Common Audit "Red-Flags" for Tax Authorities
Certain signals in a professional contractor's tax return may trigger the IRS to implement a non-compliance audit.Re-appointment of retired employees as 1099's:
Companies frequently need to hire personnel on a temporary basis, to complete projects or input specialist knowledge. In many cases an retired employee is best qualified to work with proprietary systems and long-term projects. Re-appointment as an employee will usually compromise eligibility for pension plans, so will not be regarded as an option by the returning retiree. Appointment as a 1099 contractor will almost always breach IRS and state rules if the retiree is returning in the same capacity as when they were an employee, and offering similar services. Where an individual furnishes the IRS with a W2 and 1099 for the same company, an investigation by the IRS or State authorities will ensue.
Employment of recently created single employee Corporations:
Although long considered a legitimate means of achieving compliance, more recently tax authorities have re orientated, and broadened their area of concern to include recently formed corporations with a single employee. Tax Authorities will disallow these on the basis that they were created specifically to reduce tax obligations. Although a costly and disadvantageous option for a single independent contractor, Incorporation has seemed to offer a valid pathway to increased employment opportunity. However internal IRS audit documents show that in Alaska, California, Ohio, Minnesota, New York, and New Jersey, IRS auditors, as recently as last year, hunted for corporations created by computer programmers and other technology professionals. Many such corporations were disallowed for tax purposes on the basis that they were less than 1 year old and had only one employee. The audit documents evidencing this were made available by Harvey J Shulman, a Washington lawyer for the National Association of Computer Consultant Businesses.

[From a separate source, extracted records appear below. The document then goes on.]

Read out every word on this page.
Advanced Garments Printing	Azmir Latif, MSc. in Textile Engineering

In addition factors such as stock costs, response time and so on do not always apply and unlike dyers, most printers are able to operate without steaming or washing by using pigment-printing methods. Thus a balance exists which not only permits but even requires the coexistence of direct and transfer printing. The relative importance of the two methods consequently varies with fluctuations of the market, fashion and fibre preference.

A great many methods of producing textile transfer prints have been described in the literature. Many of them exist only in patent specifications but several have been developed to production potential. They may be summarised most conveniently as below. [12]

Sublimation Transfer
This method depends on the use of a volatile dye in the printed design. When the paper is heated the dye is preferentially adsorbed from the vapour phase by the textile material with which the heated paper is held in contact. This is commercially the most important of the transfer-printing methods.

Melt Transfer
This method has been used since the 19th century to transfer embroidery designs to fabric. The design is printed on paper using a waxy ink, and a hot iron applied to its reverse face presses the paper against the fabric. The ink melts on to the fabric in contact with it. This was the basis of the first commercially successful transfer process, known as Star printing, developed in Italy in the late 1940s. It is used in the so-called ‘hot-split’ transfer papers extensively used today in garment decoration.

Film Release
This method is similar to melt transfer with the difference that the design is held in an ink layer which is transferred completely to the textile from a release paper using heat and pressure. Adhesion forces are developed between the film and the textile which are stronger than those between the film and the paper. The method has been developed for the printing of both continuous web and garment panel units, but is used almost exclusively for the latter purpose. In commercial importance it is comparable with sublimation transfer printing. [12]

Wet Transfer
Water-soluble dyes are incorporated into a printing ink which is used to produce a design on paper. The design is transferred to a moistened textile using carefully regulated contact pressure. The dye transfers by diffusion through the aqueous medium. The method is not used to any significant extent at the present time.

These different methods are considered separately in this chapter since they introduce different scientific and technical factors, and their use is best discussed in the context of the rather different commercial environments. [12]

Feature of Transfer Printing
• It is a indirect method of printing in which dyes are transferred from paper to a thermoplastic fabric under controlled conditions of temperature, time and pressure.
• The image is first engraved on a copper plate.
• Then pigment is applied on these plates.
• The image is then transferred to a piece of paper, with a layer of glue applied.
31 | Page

Applications for Unemployment Benefits or Workers Comp by independent contractors:
An application at any time by any Independent Contractor for Unemployment benefits or Workers Compensation will almost certainly result in an investigation into the circumstances of that individual's employment with all client companies. This type of inconsistency is exactly the kind of lead that is searched for by tax authorities to implement a company-wide compliance audit and is one of the most common triggers. Any successful claim will not be covered by a companies current unemployment or workers compensation policies. A claim by one independent contractor within the state typically triggers the investigation of all worker in similar positions within the state
Legal action taken by Contractors for benefits:
One-time contractors have successfully filed charges against their clients claiming coverage as an employee under many labor laws including minimum wage, overtime and non-discrimination laws. The anomalies implied by this action on the part of the contractor will attract the interest of tax authorities to determine the true nature of the agreement between contractor and client company and conditions of work.